The ostensible reason for this floated by Tajik aviation officials is that Ural Airlines is acting beyond the confines of a bilateral agreement granting Tajik and Russian air companies equal numbers of flights between the countries.
Since Tajik airlines — Tajik Air and Somoni Air — simply have no spare capacity to add further routes, Ural Airlines had little way to negotiate its way out of the impasse. So the Russian government came to the company’s aid on March 19 by punitively adjusting the flight plans of the two Tajik airlines in such a way that added an hour to their routes, with obvious cost implications.
Predictably, Dushanbe followed suit two days later by requiring similar flight path changes to Russian airlines operating routes to Tajikistan, which also include UTAir and S7.
Tajik aviation officials then went one further by declining to approve Ural Airlines’ summer flight schedule. Every six months, Tajikistan switches over to a summer flight schedule, which covers a period from March 26 to October 26.
As a result, Ural Airlines planes due to fly out from Yekaterinburg to Dushanbe and Khujand on March 25 were left stranded on the runway.

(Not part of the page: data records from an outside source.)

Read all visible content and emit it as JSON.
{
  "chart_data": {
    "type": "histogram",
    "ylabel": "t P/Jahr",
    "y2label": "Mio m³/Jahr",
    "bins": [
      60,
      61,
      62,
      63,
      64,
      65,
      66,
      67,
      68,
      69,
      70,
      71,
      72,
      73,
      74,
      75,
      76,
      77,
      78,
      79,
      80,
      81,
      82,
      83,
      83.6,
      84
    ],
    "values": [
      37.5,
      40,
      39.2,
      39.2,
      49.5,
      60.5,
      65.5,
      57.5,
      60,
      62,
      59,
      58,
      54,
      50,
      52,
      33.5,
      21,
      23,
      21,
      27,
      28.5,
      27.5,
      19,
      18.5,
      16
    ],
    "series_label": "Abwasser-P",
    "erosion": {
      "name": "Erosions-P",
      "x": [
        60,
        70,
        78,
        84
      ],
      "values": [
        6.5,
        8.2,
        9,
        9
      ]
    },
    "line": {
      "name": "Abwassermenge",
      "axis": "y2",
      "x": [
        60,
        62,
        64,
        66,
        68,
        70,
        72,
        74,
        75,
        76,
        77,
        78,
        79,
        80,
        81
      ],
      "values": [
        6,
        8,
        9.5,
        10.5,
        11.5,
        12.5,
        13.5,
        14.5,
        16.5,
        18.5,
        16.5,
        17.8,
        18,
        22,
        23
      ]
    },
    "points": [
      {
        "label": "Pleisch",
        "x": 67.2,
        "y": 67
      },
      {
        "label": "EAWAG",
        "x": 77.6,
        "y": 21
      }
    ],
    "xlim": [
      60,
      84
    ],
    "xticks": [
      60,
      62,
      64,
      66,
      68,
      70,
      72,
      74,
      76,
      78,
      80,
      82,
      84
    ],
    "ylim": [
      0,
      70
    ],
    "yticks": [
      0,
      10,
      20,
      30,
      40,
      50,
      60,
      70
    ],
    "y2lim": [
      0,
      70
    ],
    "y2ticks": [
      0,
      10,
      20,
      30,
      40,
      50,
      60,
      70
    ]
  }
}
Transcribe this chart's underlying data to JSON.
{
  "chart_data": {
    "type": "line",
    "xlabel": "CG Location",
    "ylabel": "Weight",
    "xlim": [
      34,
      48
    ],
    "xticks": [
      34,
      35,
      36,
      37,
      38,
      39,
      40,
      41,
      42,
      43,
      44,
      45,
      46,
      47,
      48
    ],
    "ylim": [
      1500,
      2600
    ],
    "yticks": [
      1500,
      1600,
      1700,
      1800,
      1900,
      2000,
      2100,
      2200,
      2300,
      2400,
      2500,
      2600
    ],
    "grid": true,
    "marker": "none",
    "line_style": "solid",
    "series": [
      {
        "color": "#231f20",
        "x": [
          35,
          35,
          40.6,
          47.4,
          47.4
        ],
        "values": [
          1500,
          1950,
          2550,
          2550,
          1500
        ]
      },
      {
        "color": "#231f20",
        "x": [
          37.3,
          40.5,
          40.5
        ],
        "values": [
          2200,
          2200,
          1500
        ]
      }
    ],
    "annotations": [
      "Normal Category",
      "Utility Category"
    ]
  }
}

Around 300 passengers were forced to wait around for 13 hours while frenetic negotiations were held between aviation officials from both sides.
A company representative from Ural Airlines told Eurasianet on condition of anonymity that the summer schedule issue was pushed back by three days, pending more talks, which means that unless a permanent solution is found, anybody holding tickets from March 29 onward will be stuck.
“Aviation authorities from both countries are still in talks and they have not yet come to a shared position,” the airline representative said.
A Russian transportation official has stated in an interview that unless matters are satisfactorily resolved, Somon Air will lose it Russian flight privileges.
This is not the first time this has happened. In November 2016, Tajikistan stripped Russia’s Yamal Airlines of its right to fly to Dushanbe and Khujand, citing similar parity issues to those being raised now. When Russia took aim at Somon Air, a resolution was swiftly found.
While Tajikistan argues that by enforcing international agreements, it is protecting the interests of its companies, what is also certain is that limiting competition invariable drives up prices for travelers. Tajik migrant laborers go abroad — predominantly to Russia — to earn money to send home, but their government is contriving to make that ever more difficult.